Eine Bundesregierung basierend auf einer großen Koalition ist in Deutschland zurzeit nicht so beliebt, für viele Bundesbürger ist sie ein verbrauchtes Modell. Dass sie nun wohl doch zustande kommt, hat viel mit der Sorge um den Zustand Europas zu tun. Die Schuldenkrise, der Brexit und der Streit um die Zuwanderung sind dabei noch die auffälligsten Symptome einer Krise, deren Dimension in Brüssel so bislang unbekannt gewesen ist. Deswegen sei die Einigung bei der Sondierung von Union und SPD eine große Nachricht, kommentiert die liberale spanische Zeitung La Vanguardia: "Die Notwendigkeit, dass die deutsche Lokomotive das europäische Gemeinschaftsprojekt weiterhin vorwärts zieht, ist offensichtlich."

Der SPD-Vorsitzende und Europapolitiker Martin Schulz hat bei der Einigung die Union erfolgreich zu höheren Beiträgen Deutschlands an die EU gedrängt. Bei der nordfranzösischen Zeitung La Voix du Nord freut man sich daher über den Einfluss der Sozialdemokraten und dass Frankreichs Präsident Emmanuel Macron endlich nicht mehr allein ist: "Macron will nicht nur vermeiden, dass Europa sich auflöst, ihm liegt daran, dass es stärker wird, vor allem die Eurozone. Die SPD ist in diesem Ehrgeiz seine Verbündete."

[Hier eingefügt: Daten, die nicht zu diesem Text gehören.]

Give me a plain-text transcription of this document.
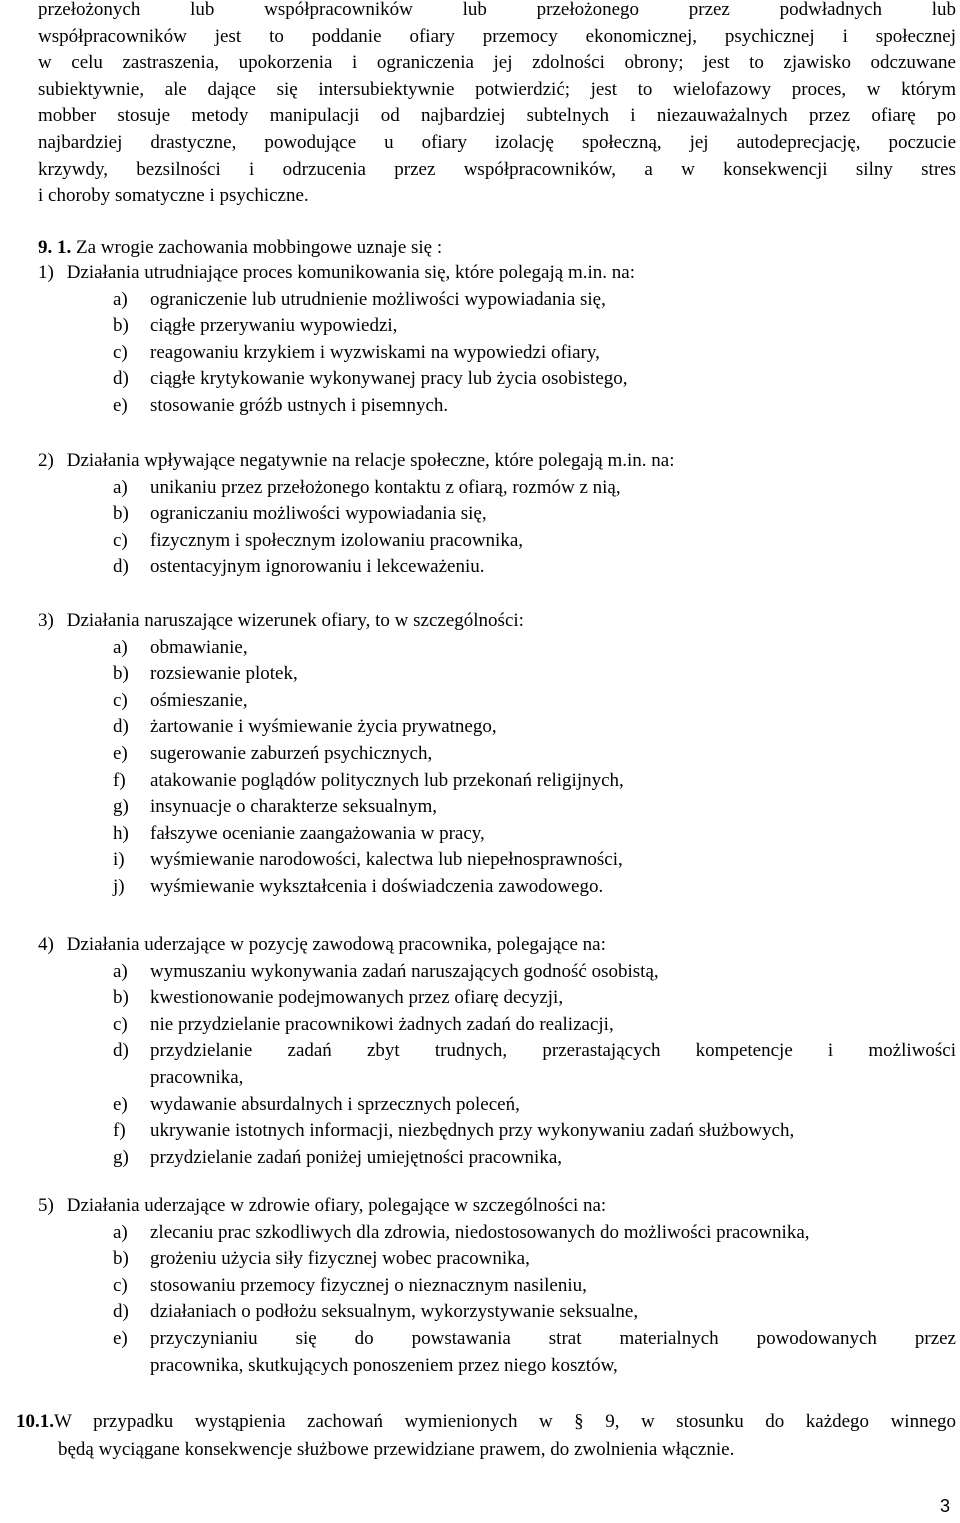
przełożonych lub współpracowników lub przełożonego przez podwładnych lub
współpracowników jest to poddanie ofiary przemocy ekonomicznej, psychicznej i społecznej
w celu zastraszenia, upokorzenia i ograniczenia jej zdolności obrony; jest to zjawisko odczuwane
subiektywnie, ale dające się intersubiektywnie potwierdzić; jest to wielofazowy proces, w którym
mobber stosuje metody manipulacji od najbardziej subtelnych i niezauważalnych przez ofiarę po
najbardziej drastyczne, powodujące u ofiary izolację społeczną, jej autodeprecjację, poczucie
krzywdy, bezsilności i odrzucenia przez współpracowników, a w konsekwencji silny stres
i choroby somatyczne i psychiczne.
9. 1. Za wrogie zachowania mobbingowe uznaje się :
1) Działania utrudniające proces komunikowania się, które polegają m.in. na:
a) ograniczenie lub utrudnienie możliwości wypowiadania się,
b) ciągłe przerywaniu wypowiedzi,
c) reagowaniu krzykiem i wyzwiskami na wypowiedzi ofiary,
d) ciągłe krytykowanie wykonywanej pracy lub życia osobistego,
e) stosowanie gróźb ustnych i pisemnych.
2) Działania wpływające negatywnie na relacje społeczne, które polegają m.in. na:
a) unikaniu przez przełożonego kontaktu z ofiarą, rozmów z nią,
b) ograniczaniu możliwości wypowiadania się,
c) fizycznym i społecznym izolowaniu pracownika,
d) ostentacyjnym ignorowaniu i lekceważeniu.
3) Działania naruszające wizerunek ofiary, to w szczególności:
a) obmawianie,
b) rozsiewanie plotek,
c) ośmieszanie,
d) żartowanie i wyśmiewanie życia prywatnego,
e) sugerowanie zaburzeń psychicznych,
f) atakowanie poglądów politycznych lub przekonań religijnych,
g) insynuacje o charakterze seksualnym,
h) fałszywe ocenianie zaangażowania w pracy,
i) wyśmiewanie narodowości, kalectwa lub niepełnosprawności,
j) wyśmiewanie wykształcenia i doświadczenia zawodowego.
4) Działania uderzające w pozycję zawodową pracownika, polegające na:
a) wymuszaniu wykonywania zadań naruszających godność osobistą,
b) kwestionowanie podejmowanych przez ofiarę decyzji,
c) nie przydzielanie pracownikowi żadnych zadań do realizacji,
d) przydzielanie zadań zbyt trudnych, przerastających kompetencje i możliwości
pracownika,
e) wydawanie absurdalnych i sprzecznych poleceń,
f) ukrywanie istotnych informacji, niezbędnych przy wykonywaniu zadań służbowych,
g) przydzielanie zadań poniżej umiejętności pracownika,
5) Działania uderzające w zdrowie ofiary, polegające w szczególności na:
a) zlecaniu prac szkodliwych dla zdrowia, niedostosowanych do możliwości pracownika,
b) grożeniu użycia siły fizycznej wobec pracownika,
c) stosowaniu przemocy fizycznej o nieznacznym nasileniu,
d) działaniach o podłożu seksualnym, wykorzystywanie seksualne,
e) przyczynianiu się do powstawania strat materialnych powodowanych przez
pracownika, skutkujących ponoszeniem przez niego kosztów,
10.1.W przypadku wystąpienia zachowań wymienionych w § 9, w stosunku do każdego winnego
będą wyciągane konsekwencje służbowe przewidziane prawem, do zwolnienia włącznie.
3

Der belgische Standard meint, es zeichneten sich nun Rahmenbedingungen ab, "unter denen es wieder möglich wird, an der Vertiefung der europäischen Integration zu arbeiten". Die italienische Tageszeitung Corriere della Sera lobt in diesem Zusammenhang die "Vertrauenswürdigkeit einer politischen Klasse, die ganz genau weiß, wo ihre Verantwortlichkeiten gegenüber den Wählern liegen". Damit sind in erster Linie die verhandelnden Politiker von CDU/CSU und SPD gemeint. Sie hätten die zu lange Abwesenheit Deutschlands vom gemeinsamen Gespräch beendet, "die Brüssel in diesen Monaten beunruhigt und teils wichtige Entscheidungen blockiert hat".

"Argumente für die AfD"

Die in diesen Kommentaren herbeigesehnte Vertiefung der EU findet aber nicht überall geteilte Zustimmung. Beim Amsterdamer de Volkskrant aus den Niederlanden zum Beispiel hält man sie für ein Problem. Viele Christdemokraten seien unglücklich mit einer weiteren Integration der EU, denn die "AfD, die drittgrößte Partei im Bundestag, dürfte daraus Argumente für eine kräftige Oppositionspolitik gewinnen". Diese neue große Koalition wäre "zerbrechlicher als alle bisherigen in der Ära Merkel seit 2005".

Skeptisch sind aber nicht nur die Niederländer. Die Briten – Konservative wie Linke – misstrauen vor allem der SPD. Ob ihre Skepsis aus den Erfahrungen mit Labour herrührt? Die politisch konservative und eher euroskeptische Londoner Times verweist darauf, dass das "politische Schicksal" der CDU-Vorsitzenden Angela Merkel jetzt ja "von Mitgliedern Deutschlands großer Mitte-links-Partei entschieden wird". Auch beim linksliberalen Guardian ist man sich nicht sicher, ob die SPD-Basis sich im Sondierungsdokument soweit berücksichtigt sieht, als dass sie ihre Abneigung überwindet, "zum dritten Mal Juniorpartner einer von Merkel geführten Koalition zu sein".

Fern von jeder Skepsis kommentiert man im Schweizer Tages-Anzeiger – dort hält man eigentlich gar nichts von der Neuauflage einer großen Koalition. Sie gäbe "ziemlich kleine Antworten auf ziemlich große Probleme. Vieles sieht eher nach 'Weiter so, mit Retuschen' als nach einem Aufbruch aus", es sei nicht mehr als ein "Notbündnis".

Ein wesentlicher Grund für den schweizerischen Pessimismus ist das nach deren Sicht veraltete Personal: Diese Notbündnis würde "von jenen Veteranen angeführt (...), die aus der Ära Merkel halt noch übrig blieben – Kanzlerin inklusive". Wie unterschiedlich aber genau dieser Aspekt bewertet wird, zeigt sich in einem Sondierungskommentar beim US-Nachrichtendienst Bloomberg: All jene, die Merkel abgeschrieben haben, hätten sich mal wieder getäuscht. Die "magische" Fähigkeit der Kanzlerin, Kompromisse abzuschließen, sei ihr nicht verloren gegangen. Ginge mit der SPD-Basis am Freitag alles gut, werde sie ihre neue Amtszeit wahrscheinlich souverän durchziehen.